American investors might know Booking Holdings (NASDAQ:BKNG) better as the company that owns Priceline.com. It recently changed its name to reflect its largest brand, Booking.com, which is much more popular in Europe than the United States.
Call it whatever you want -- the stock has been a big winner over the last decade. The share price has increased 16-fold over the last 10 years, and it's up over 200% over the last five years. Shares are up 22% this year while the S&P 500 index has been flat.
As more people move to booking travel online, Booking stands to see continued revenue growth, but it could also invite more competition, negatively impacting profit margins. And with the strong price appreciation in the stock, investors may be wondering whether or not it's a buy.
Let's take a closer look.
Only 35% of global hotel bookings take place online, according to research from Credit Suisse. Booking's websites account for around 10% of total hotel bookings, Credit Suisse's analysis finds. Still, there are hundreds of billions of dollars in travel bookings taking place through other channels every year, and that's a huge opportunity for Booking Holdings and competitors like Expedia Group (NASDAQ:EXPE).
As more people book travel online, it's possible a rising tide will lift all boats. The percentage of online bookings is expected to climb to 39% by 2020, growing 28% overall from last year to 2020. Booking is well-positioned to win a large share of that growth with its portfolio of properties in different geographies.
A virtuous cycle
Booking.com is one of the largest online travel agencies in the world, with about 1.6 million property listings between hotels and vacation rentals. Its only competitor with greater selection is Expedia, which boasted nearly 2 million total properties on its platforms, including 1.5 million from HomeAway's vacation rental listings.
But Booking has a substantial advantage in Europe, where it first started. Unlike the U.S. market, the majority of hotels in Europe are small boutique hotels, which are reliant on online travel agencies like Booking.com to attract customers since they have relatively small marketing budgets. Furthermore, those small budgets mean they're limited in their ability to work with multiple partners, so most hotels will only list their properties on a single online travel agency.
That's great for Booking.com, which has strong consumer penetration in Europe. That's evidenced by the Booking.com app's position in the top 10 travel apps in various European countries. Meanwhile, Expedia's app is a lot harder to find on those top 10 lists.
Bringing in more traffic creates a virtuous cycle in that it attracts more hoteliers to the platform, creating better selection and reinforcing the platform as the top destination for travelers.
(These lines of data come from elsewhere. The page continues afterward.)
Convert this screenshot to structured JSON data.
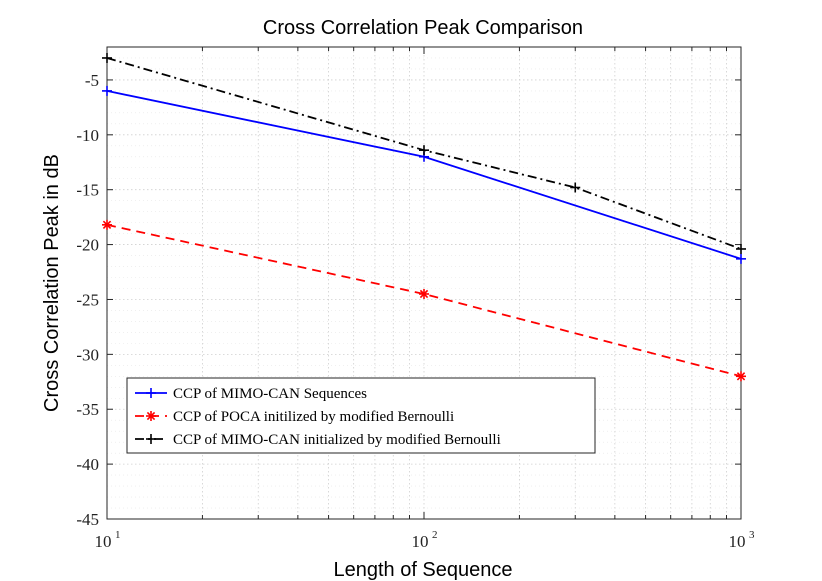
{
  "chart_data": {
    "type": "line",
    "title": "Cross Correlation Peak Comparison",
    "xlabel": "Length of Sequence",
    "ylabel": "Cross Correlation Peak in dB",
    "xscale": "log",
    "xlim": [
      10,
      1000
    ],
    "ylim": [
      -45,
      -2
    ],
    "yticks": [
      -5,
      -10,
      -15,
      -20,
      -25,
      -30,
      -35,
      -40,
      -45
    ],
    "xticks": [
      {
        "value": 10,
        "base": "10",
        "exp": "1"
      },
      {
        "value": 100,
        "base": "10",
        "exp": "2"
      },
      {
        "value": 1000,
        "base": "10",
        "exp": "3"
      }
    ],
    "grid": true,
    "legend_position": "lower-left",
    "series": [
      {
        "name": "CCP of MIMO-CAN Sequences",
        "color": "#0000ff",
        "line_style": "solid",
        "marker": "plus",
        "x": [
          10,
          100,
          1000
        ],
        "y": [
          -6.0,
          -12.0,
          -21.3
        ]
      },
      {
        "name": "CCP of POCA initilized by modified Bernoulli",
        "color": "#ff0000",
        "line_style": "dashed",
        "marker": "asterisk",
        "x": [
          10,
          100,
          1000
        ],
        "y": [
          -18.2,
          -24.5,
          -32.0
        ]
      },
      {
        "name": "CCP of MIMO-CAN initialized by modified Bernoulli",
        "color": "#000000",
        "line_style": "dashdot",
        "marker": "plus",
        "x": [
          10,
          100,
          300,
          1000
        ],
        "y": [
          -3.0,
          -11.4,
          -14.8,
          -20.4
        ]
      }
    ]
  }
}
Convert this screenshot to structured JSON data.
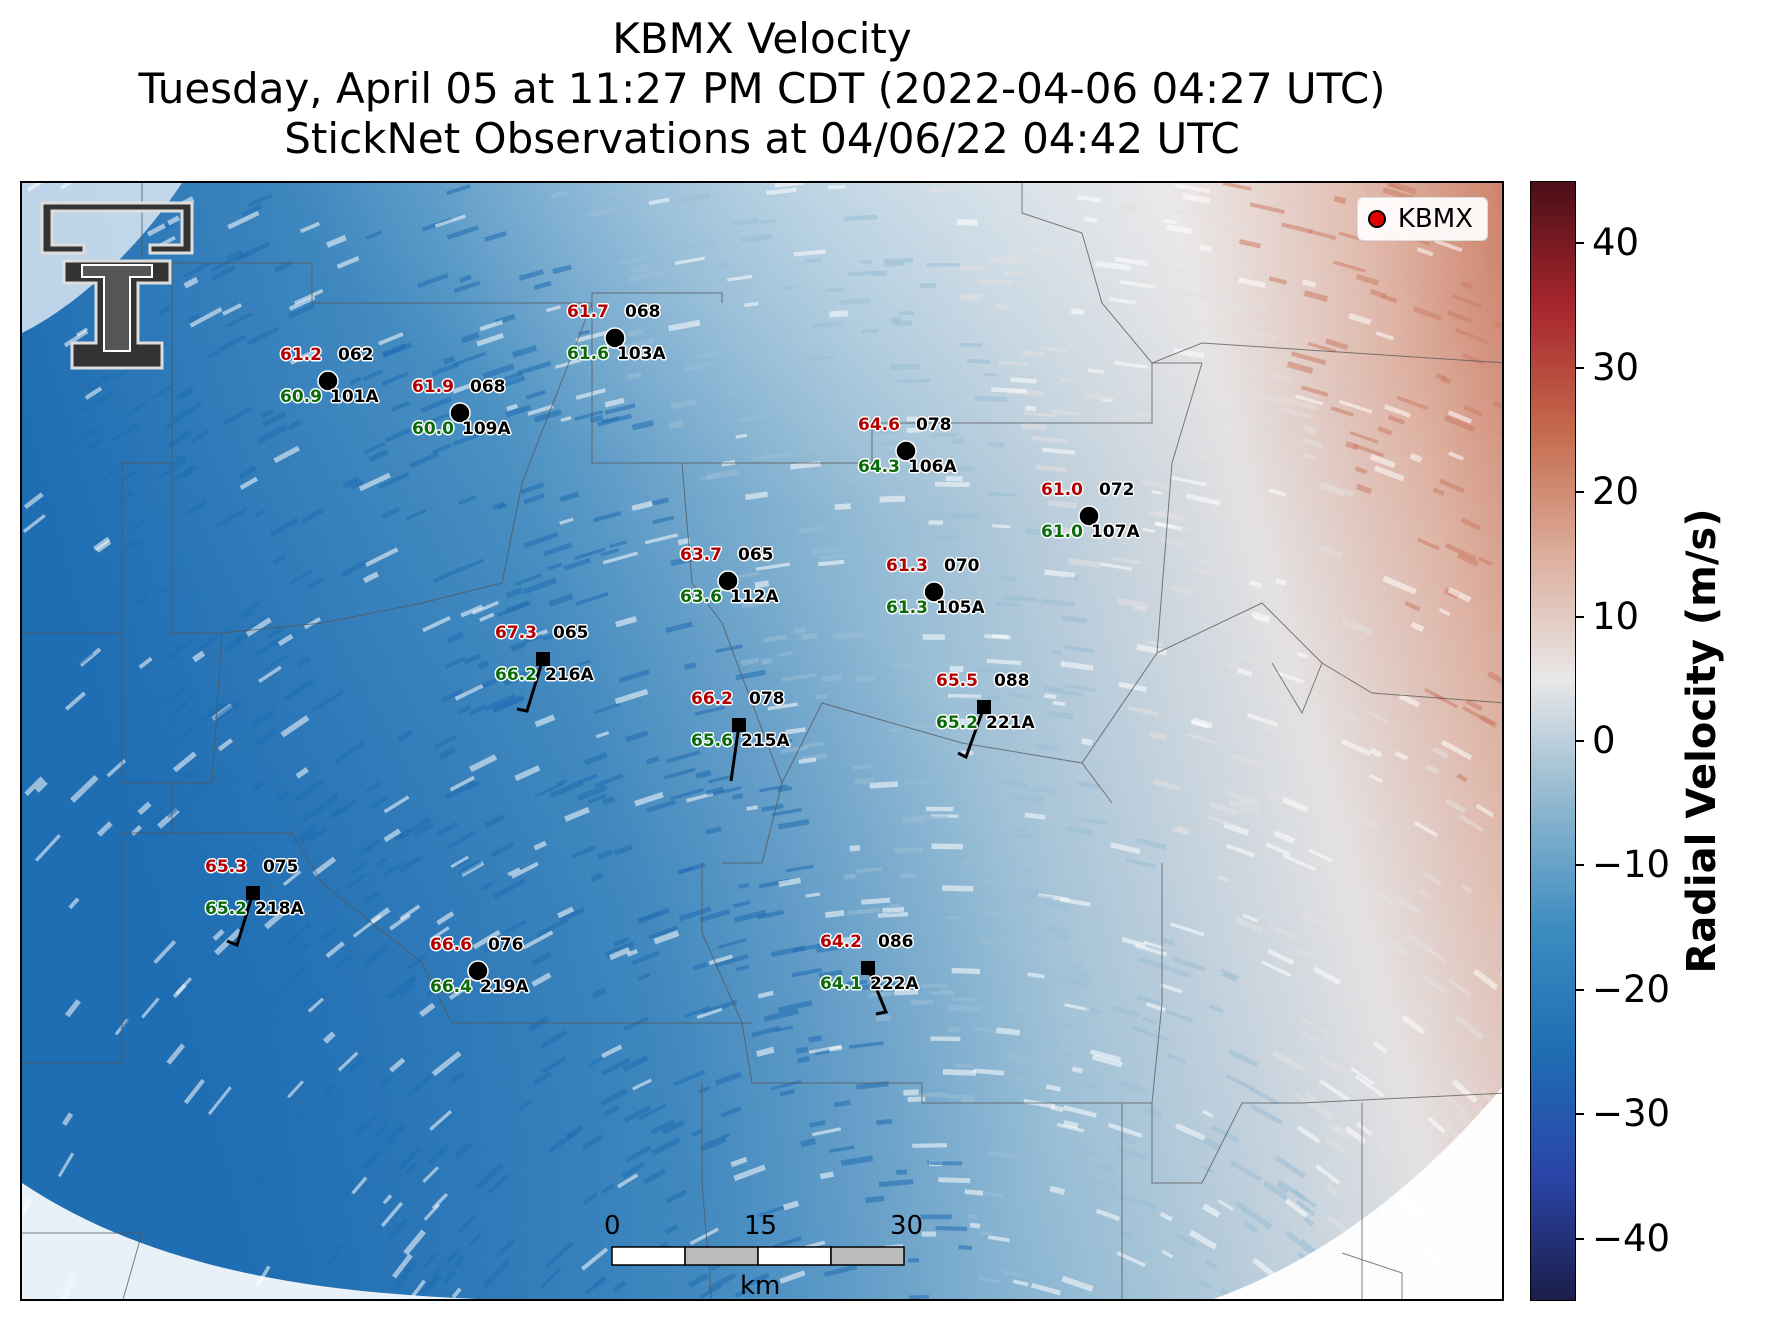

Booking exhibits similar strengths in Asia with its Agoda property and its partnerships with Ctrip and Meituan-Dianping. Booking.com also has a fairly strong consumer presence in South America, where boutique hotels are also much more popular than chains.
The virtuous cycle means Booking is well-positioned to win more than its fair share of the growth in online travel bookings.
There's a risk that as more travel spending moves online, Booking could face increased competition. For now, Expedia is its biggest competitor, and the two combine to take about two-thirds of the online hotel bookings market.
That level of scale makes it very difficult for a smaller company to make significant headway in the online travel agency space. Online travel agencies require a lot of marketing to attract customers to their websites and they would also need personnel to reach out to hotels to add listings to their platform.
With regard to marketing, Booking is far more efficient than the competition while still spending boatloads. It spent $4.5 billion on advertising last year, 36% of revenue. In comparison, Expedia spent nearly the same amount, but it accounted for 43% of its revenue.
Only a few existing internet companies have the audience, personnel, and marketing budget to make them capable of competing with Booking. (And they're kind of busy dealing with data privacy concerns at the moment.) Even then, Google's past attempt fell flat after the Alphabet company launched a travel app a couple years ago. Smaller companies that start to find success might just be acquired by Booking or Expedia, as we've seen in the past.
A great company, but is it a buy?
Booking Holdings has developed a portfolio of great properties and established a strong competitive advantage, particularly in Europe. It's well-positioned to keep growing revenue and earnings, but investors need to determine whether or not the stock is worth buying at the current price.
The stock currently trades for about 24.5 times expected earnings for 2018 and 21.4 times 2019 expected earnings. That's a pretty high multiple, but with a very strong potential for double-digit average revenue growth over the next few years and expanding profit margin, that actually seems like a fair price.
By comparison, Expedia currently trades for 23.3 times 2018 earnings expectations and 19.5 times analysts' expectations for 2019. Booking might deserve a slight premium to Expedia due to its competitive advantages with regard to boutique hotel booking.
I think investors could do well with either, and Booking could offer better growth over the next few years. For investors looking to capitalize on the secular growth of online travel booking, Booking is still worth buying at its current stock price.